Using Papertrail for logging on AWS

This provides a simple way to use the Papertrail logging service for collecting the logs for you Metabase instance in an easy to read location.

  1. Click on Configuration on the left hand sidebar
  • Scroll down to Software Configuration under the Web Tier section and click the gear icon to edit those settings.
  • Under Environment Properties add the following entries
    • PAPERTRAIL_HOST - provided by Papertrail
    • PAPERTRAIL_PORT - provided by Papertrail
    • PAPERTRAIL_HOSTNAME - the name you want to see showing up in Papertrail for this server
  • Scroll to the bottom of the page and click Apply in the lower right, then wait for your application to update.

NOTE: sometimes these settings will not apply until you restart your application server, which you can do by either choosing Restart App Server(s) from the Actions dropdown or by deploying the same version again.

Protecting against invalid hostname access

For the truly paranoid, we provide a setting in the AWS EB deployment which enforces an nginx check of the hostname of the incoming request and terminates the request if the client is not requesting the exact hostname that we expect.
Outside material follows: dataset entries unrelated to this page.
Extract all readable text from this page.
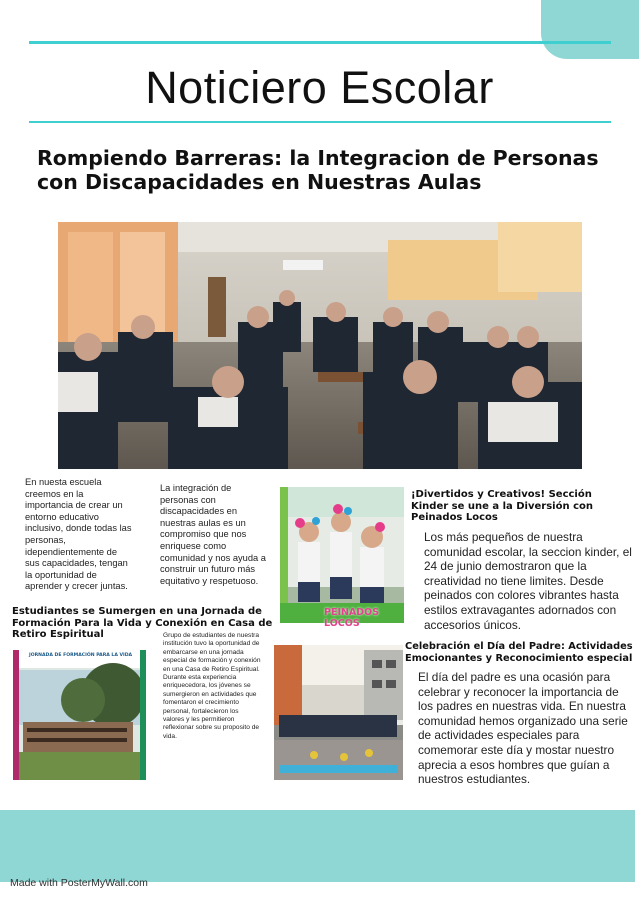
Noticiero Escolar
Rompiendo Barreras: la Integracion de Personas con Discapacidades en Nuestras Aulas
En nuesta escuela creemos en la importancia de crear un entorno educativo inclusivo, donde todas las personas, idependientemente de sus capacidades, tengan la oportunidad de aprender y crecer juntas.
La integración de personas con discapacidades en nuestras aulas es un compromiso que nos enriquese como comunidad y nos ayuda a construir un futuro más equitativo y respetuoso.
Estudiantes se Sumergen en una Jornada de Formación Para la Vida y Conexión en Casa de Retiro Espiritual
JORNADA DE FORMACIÓN PARA LA VIDA
Grupo de estudiantes de nuestra institución tuvo la oportunidad de embarcarse en una jornada especial de formación y conexión en una Casa de Retiro Espiritual. Durante esta experiencia enriquecedora, los jóvenes se sumergieron en actividades que fomentaron el crecimiento personal, fortalecieron los valores y les permitieron reflexionar sobre su proposito de vida.
PEINADOS LOCOS
¡Divertidos y Creativos! Sección Kinder se une a la Diversión con Peinados Locos
Los más pequeños de nuestra comunidad escolar, la seccion kinder, el 24 de junio demostraron que la creatividad no tiene limites. Desde peinados con colores vibrantes hasta estilos extravagantes adornados con accesorios únicos.
Celebración el Día del Padre: Actividades Emocionantes y Reconocimiento especial
El día del padre es una ocasión para celebrar y reconocer la importancia de los padres en nuestras vida. En nuestra comunidad hemos organizado una serie de actividades especiales para comemorar este día y mostar nuestro aprecia a esos hombres que guían a nuestros estudiantes.
Made with PosterMyWall.com
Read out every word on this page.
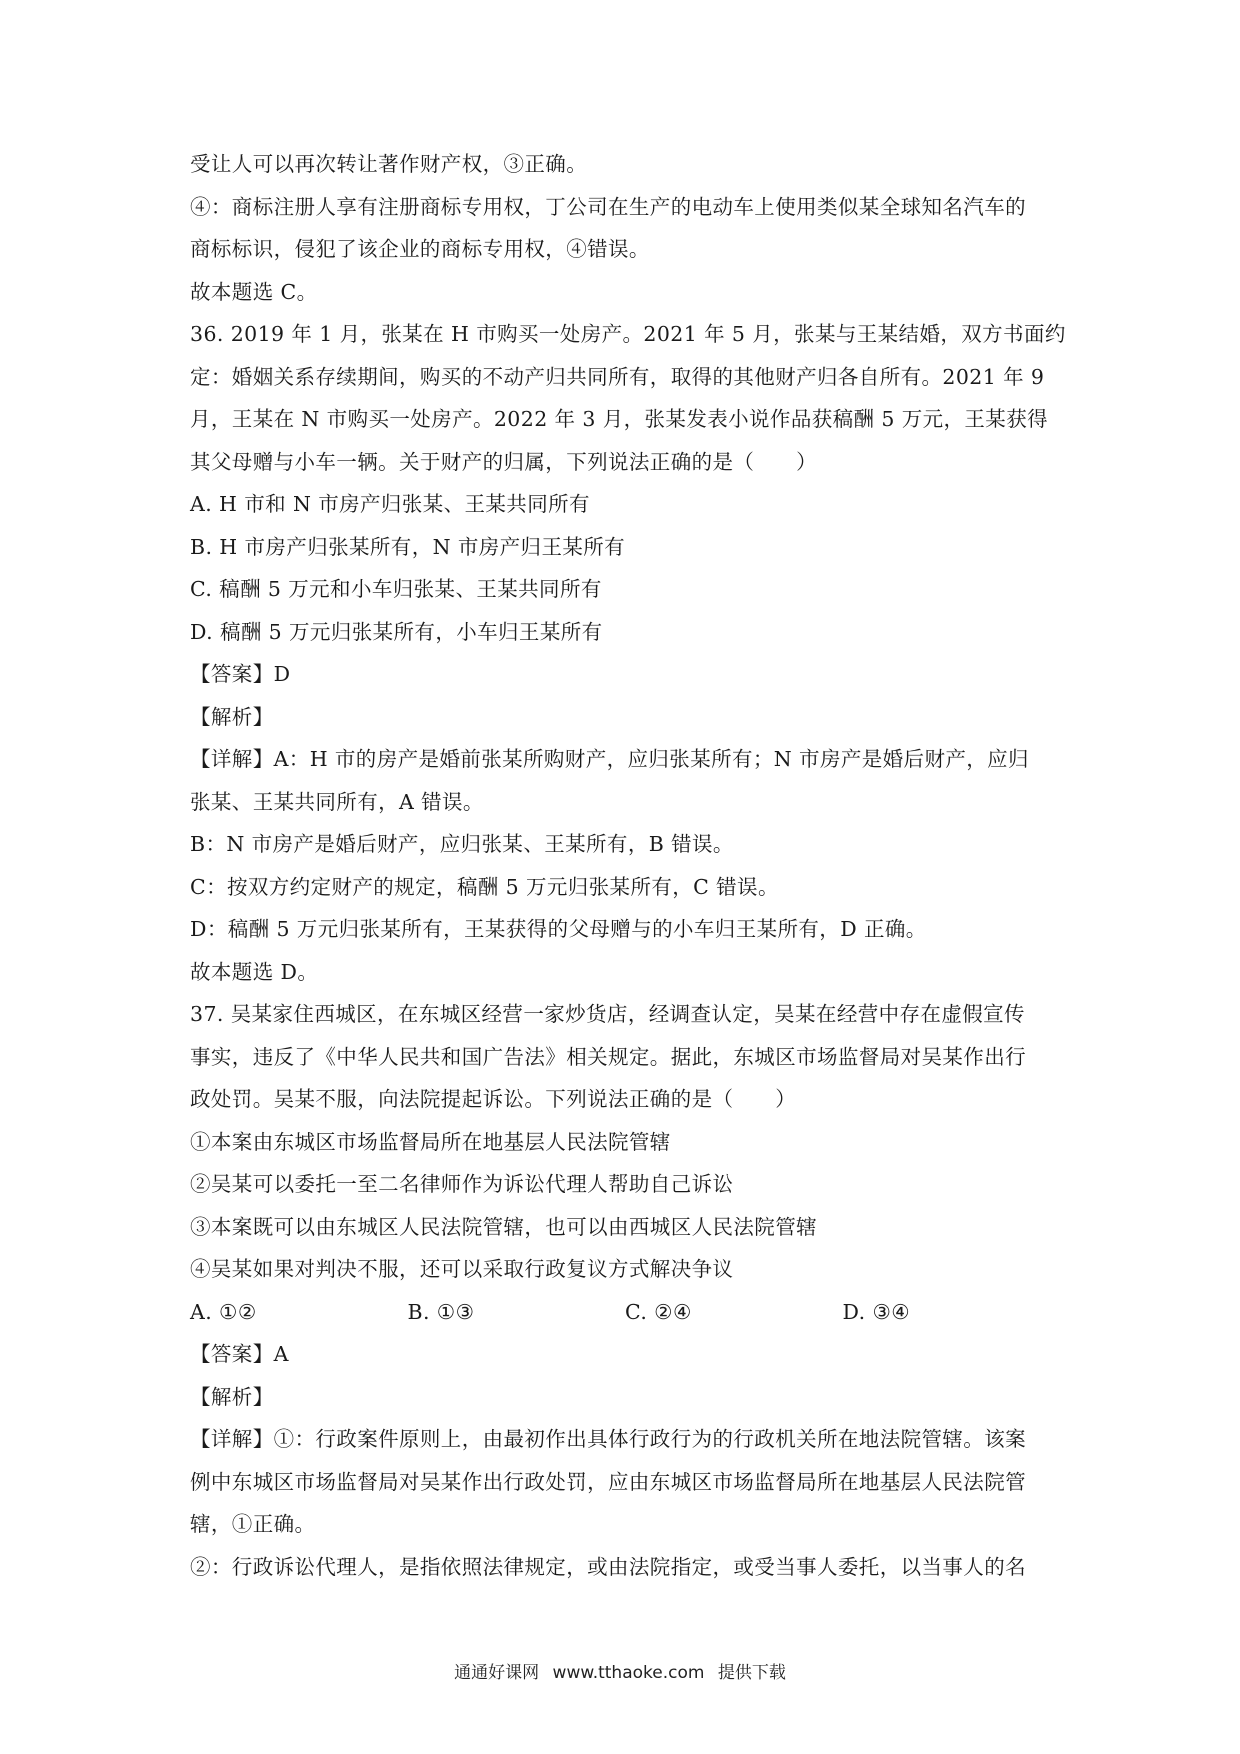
受让人可以再次转让著作财产权，③正确。
④：商标注册人享有注册商标专用权，丁公司在生产的电动车上使用类似某全球知名汽车的
商标标识，侵犯了该企业的商标专用权，④错误。
故本题选 C。
36. 2019 年 1 月，张某在 H 市购买一处房产。2021 年 5 月，张某与王某结婚，双方书面约
定：婚姻关系存续期间，购买的不动产归共同所有，取得的其他财产归各自所有。2021 年 9
月，王某在 N 市购买一处房产。2022 年 3 月，张某发表小说作品获稿酬 5 万元，王某获得
其父母赠与小车一辆。关于财产的归属，下列说法正确的是（　　）
A. H 市和 N 市房产归张某、王某共同所有
B. H 市房产归张某所有，N 市房产归王某所有
C. 稿酬 5 万元和小车归张某、王某共同所有
D. 稿酬 5 万元归张某所有，小车归王某所有
【答案】D
【解析】
【详解】A：H 市的房产是婚前张某所购财产，应归张某所有；N 市房产是婚后财产，应归
张某、王某共同所有，A 错误。
B：N 市房产是婚后财产，应归张某、王某所有，B 错误。
C：按双方约定财产的规定，稿酬 5 万元归张某所有，C 错误。
D：稿酬 5 万元归张某所有，王某获得的父母赠与的小车归王某所有，D 正确。
故本题选 D。
37. 吴某家住西城区，在东城区经营一家炒货店，经调查认定，吴某在经营中存在虚假宣传
事实，违反了《中华人民共和国广告法》相关规定。据此，东城区市场监督局对吴某作出行
政处罚。吴某不服，向法院提起诉讼。下列说法正确的是（　　）
①本案由东城区市场监督局所在地基层人民法院管辖
②吴某可以委托一至二名律师作为诉讼代理人帮助自己诉讼
③本案既可以由东城区人民法院管辖，也可以由西城区人民法院管辖
④吴某如果对判决不服，还可以采取行政复议方式解决争议
A. ①②	B. ①③	C. ②④	D. ③④
【答案】A
【解析】
【详解】①：行政案件原则上，由最初作出具体行政行为的行政机关所在地法院管辖。该案
例中东城区市场监督局对吴某作出行政处罚，应由东城区市场监督局所在地基层人民法院管
辖，①正确。
②：行政诉讼代理人，是指依照法律规定，或由法院指定，或受当事人委托，以当事人的名
通通好课网 www.tthaoke.com 提供下载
This is nice for preventing random internet traffic from stumbling upon your Metabase instance.

  1. Click on Configuration on the left hand sidebar
  • Scroll down to Software Configuration under the Web Tier section and click the gear icon to edit those settings.
  • Under Environment Properties add an entry for NGINX_SERVER_NAME with a value corresponding to the exact domain name you are using for your Metabase instance.
  • Scroll to the bottom of the page and click Apply in the lower right, then wait for your application to update.